What’s fascinating about the Jeremiah text that we shared together, is that God doesn’t say that we need to do anything very much at all, but God tells Jeremiah what he will do. God says,
‘I will put my law within them, and I will write it on their hearts; and I will be their God, and they shall be my people.’
That new covenant, and any new covenant, is not really ours to try and make. It is God who will do it. We are God’s people and it is God who is all about renewing us. God will write on our hearts; on yours and mine.

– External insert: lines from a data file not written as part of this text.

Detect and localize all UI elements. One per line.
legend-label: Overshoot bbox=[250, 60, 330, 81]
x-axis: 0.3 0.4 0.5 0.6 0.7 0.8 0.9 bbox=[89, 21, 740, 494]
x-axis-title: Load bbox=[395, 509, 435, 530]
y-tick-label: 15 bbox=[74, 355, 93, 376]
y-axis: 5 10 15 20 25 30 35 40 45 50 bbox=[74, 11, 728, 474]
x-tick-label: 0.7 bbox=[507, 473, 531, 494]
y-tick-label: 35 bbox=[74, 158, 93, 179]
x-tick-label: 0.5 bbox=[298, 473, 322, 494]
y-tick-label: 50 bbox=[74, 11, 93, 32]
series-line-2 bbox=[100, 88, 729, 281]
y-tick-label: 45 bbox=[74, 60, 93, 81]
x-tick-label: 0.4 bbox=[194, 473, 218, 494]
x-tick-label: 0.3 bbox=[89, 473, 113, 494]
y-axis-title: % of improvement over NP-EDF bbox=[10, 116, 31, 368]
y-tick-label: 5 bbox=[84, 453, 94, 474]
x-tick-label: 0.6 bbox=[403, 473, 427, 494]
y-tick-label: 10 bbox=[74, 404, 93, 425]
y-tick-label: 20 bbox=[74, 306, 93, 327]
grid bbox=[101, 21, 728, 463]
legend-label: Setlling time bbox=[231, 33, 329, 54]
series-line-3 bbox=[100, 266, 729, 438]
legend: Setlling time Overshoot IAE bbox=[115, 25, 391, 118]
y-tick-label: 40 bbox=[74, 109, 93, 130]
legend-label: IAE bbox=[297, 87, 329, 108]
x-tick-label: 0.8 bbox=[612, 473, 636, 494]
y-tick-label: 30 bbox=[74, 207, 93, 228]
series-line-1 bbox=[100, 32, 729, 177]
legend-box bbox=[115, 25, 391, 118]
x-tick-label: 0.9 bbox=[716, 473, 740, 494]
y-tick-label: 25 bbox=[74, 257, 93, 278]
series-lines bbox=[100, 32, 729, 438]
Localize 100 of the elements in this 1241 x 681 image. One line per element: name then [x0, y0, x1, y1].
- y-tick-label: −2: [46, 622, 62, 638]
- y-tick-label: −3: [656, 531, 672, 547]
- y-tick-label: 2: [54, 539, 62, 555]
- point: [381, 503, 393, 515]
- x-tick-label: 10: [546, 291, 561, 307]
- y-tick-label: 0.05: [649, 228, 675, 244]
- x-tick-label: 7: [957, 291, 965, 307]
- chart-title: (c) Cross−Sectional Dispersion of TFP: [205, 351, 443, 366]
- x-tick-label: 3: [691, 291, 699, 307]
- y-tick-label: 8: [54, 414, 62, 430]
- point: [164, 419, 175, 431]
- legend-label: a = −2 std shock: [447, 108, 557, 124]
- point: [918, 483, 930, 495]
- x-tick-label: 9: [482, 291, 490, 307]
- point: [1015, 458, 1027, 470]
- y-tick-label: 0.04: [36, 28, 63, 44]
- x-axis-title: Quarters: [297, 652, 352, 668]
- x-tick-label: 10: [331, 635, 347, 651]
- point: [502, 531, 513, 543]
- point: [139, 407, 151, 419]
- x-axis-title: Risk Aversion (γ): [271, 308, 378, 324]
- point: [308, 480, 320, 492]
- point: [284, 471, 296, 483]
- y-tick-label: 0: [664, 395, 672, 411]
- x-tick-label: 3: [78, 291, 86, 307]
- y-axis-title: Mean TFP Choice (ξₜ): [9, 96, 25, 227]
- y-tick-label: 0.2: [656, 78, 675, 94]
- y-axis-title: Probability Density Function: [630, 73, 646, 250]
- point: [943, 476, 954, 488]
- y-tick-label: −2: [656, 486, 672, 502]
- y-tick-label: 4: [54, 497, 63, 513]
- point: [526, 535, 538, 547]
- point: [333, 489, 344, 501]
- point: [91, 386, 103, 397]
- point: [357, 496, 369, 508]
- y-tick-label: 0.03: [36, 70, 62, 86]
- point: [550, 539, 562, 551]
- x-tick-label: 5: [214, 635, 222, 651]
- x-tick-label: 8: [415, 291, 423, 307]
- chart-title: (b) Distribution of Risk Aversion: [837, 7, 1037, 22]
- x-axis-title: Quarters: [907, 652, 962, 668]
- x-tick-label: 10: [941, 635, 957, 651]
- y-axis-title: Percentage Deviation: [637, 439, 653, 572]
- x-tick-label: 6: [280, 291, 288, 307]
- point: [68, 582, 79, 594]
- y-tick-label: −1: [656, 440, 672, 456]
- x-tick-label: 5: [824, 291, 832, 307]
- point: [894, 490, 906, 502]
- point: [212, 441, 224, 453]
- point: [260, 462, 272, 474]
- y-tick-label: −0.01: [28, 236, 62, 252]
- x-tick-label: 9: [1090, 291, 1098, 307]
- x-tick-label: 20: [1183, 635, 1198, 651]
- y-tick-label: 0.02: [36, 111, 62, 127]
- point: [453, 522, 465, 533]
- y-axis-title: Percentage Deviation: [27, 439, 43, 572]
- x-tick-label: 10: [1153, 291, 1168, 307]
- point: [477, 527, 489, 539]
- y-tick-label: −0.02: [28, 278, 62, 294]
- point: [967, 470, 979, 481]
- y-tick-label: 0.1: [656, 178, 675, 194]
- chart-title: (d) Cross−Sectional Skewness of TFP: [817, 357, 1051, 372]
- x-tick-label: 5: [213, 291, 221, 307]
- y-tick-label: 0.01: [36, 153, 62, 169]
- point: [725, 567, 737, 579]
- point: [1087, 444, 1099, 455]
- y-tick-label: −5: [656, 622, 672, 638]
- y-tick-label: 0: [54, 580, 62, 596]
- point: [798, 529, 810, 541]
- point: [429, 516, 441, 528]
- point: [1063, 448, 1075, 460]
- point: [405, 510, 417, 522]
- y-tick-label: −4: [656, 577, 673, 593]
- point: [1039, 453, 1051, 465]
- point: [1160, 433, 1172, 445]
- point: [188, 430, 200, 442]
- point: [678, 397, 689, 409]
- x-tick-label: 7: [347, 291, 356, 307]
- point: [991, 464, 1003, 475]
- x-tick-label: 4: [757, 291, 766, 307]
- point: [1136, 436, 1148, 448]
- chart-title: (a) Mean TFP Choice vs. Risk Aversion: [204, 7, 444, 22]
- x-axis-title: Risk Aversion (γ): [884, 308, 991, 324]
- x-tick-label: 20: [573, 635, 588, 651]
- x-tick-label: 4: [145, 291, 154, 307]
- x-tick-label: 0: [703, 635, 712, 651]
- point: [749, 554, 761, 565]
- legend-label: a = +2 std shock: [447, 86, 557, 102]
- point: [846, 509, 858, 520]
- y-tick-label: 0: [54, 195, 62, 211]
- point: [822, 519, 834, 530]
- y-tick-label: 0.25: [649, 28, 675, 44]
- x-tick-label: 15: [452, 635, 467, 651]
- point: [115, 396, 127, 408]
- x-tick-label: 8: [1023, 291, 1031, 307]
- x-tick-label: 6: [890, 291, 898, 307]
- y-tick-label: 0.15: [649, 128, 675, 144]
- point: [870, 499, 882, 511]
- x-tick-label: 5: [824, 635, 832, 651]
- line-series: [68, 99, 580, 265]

The communion service is, of course, another place where we need, I think, to stop worrying so much about what it all means, and how to do it correctly and properly, in a serious grown up kind of way. We are taken here to a manger again, to a place where we are fed with the bread of life. We are taken in imagination too to other places in the story of Jesus; the time when he fed thousands of people with bread on a grassy hill, or when he sat down with tax collectors and sinners, or the evening when he broke bread with his friends before he died, and even that time when he was with the disciples at Emmaus and known in the breaking of bread. We need the gift of imagination to let the bread and wine become more to us than bread and wine, but the body and blood of Jesus, what he called ‘the new covenant’. Here, at this table, on the first Sunday of a new year, God is truly present and will renew our faith. We don’t have to try or resolve, we only have to receive and to give thanks. Like children at Christmas, we are here to wonder and to rejoice.
So let us pray that our covenant with God will be renewed this new year. And let us open our hearts to make that possible. But let us rejoice too that it is God who has promised to renew us and redeem us, and that God will fulfil the promise. Thanks be to God. Amen.